- Written by: Jack Chick
- Starring: David Jeremiah
- Music by: John Campbell
- Release date: October 13, 2003;
- Running time: 78 minutes
- Language: English

= The Light of the World (film) =

The Light of the World is a 2003 slideshow film by Jack T. Chick depicting events from the Bible through 360 oil paintings by Fred Carter.

==Plot==
The film begins with an explanation of the Holy Trinity: God the Father, God the Son, and God the Holy Spirit. Lucifer, a cunning, attractive angel, leads a rebellion in heaven that leads to the creation of Satan and his disciples, the Demons. They are cast out of Heaven and dwell around the Earth, which becomes the focal point for an amazing drama.

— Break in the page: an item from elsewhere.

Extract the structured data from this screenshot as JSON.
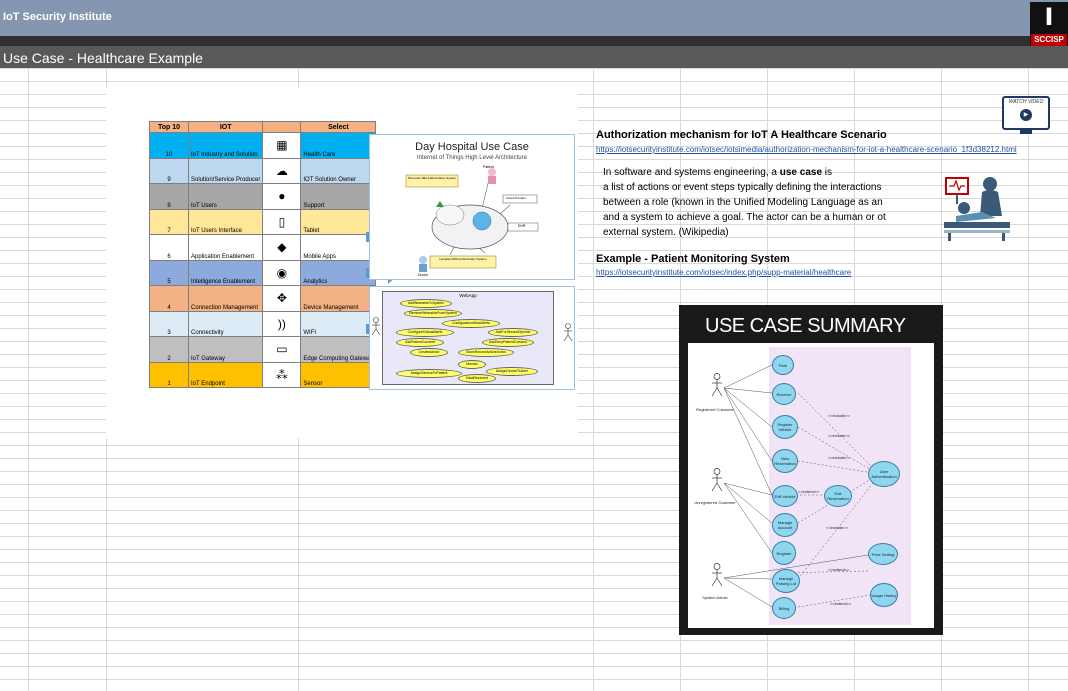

God creates the Earth in six days. He creates Adam and Eve and places them in a beautiful garden. Satan appears in the garden as a beautiful serpent and tempts Adam and Eve to eat the forbidden fruit. Adam and Eve are cast out of the garden. Evil spreads through the Earth through generations. Moses leads the Israelites out of Egypt.

In contemporary times, the viewer is shown what happens to an unsaved rich man who dies in his sin. He is taken to Hell naked, where he is thrown over a cliff by an Angel into a lake of fire. God has prepared a way for human beings to avoid this fate, that is the holy messiah. We are taken to the first century when the Roman Empire ruled much of the Earth. A virgin conceives and bears a son, who is named Jesus. The spiritual essence that is Jesus flies through the galaxy to the Earth, to Mary's womb. Jesus is born.

Jesus heals the sick and preaches the kingdom of God. In time, Satan summons all his forces to Jerusalem and delights in the trial, torture and crucifixion of Jesus, told in horrendous detail. Satan looks in delight at the unrecognisable face of Jesus as the sky turns completely black. Jesus is taken down from the cross and buried. Jesus rises on the third day and appears to his apostles and many of his apostles. He is Alpha and Omega and will live forever more. Satan realizes he has been a pawn in this spiritual battle and rages.

The film ends with religious groups that the Jack Chick organization regards as evil, such as Buddhism, Islam and the Catholic Church.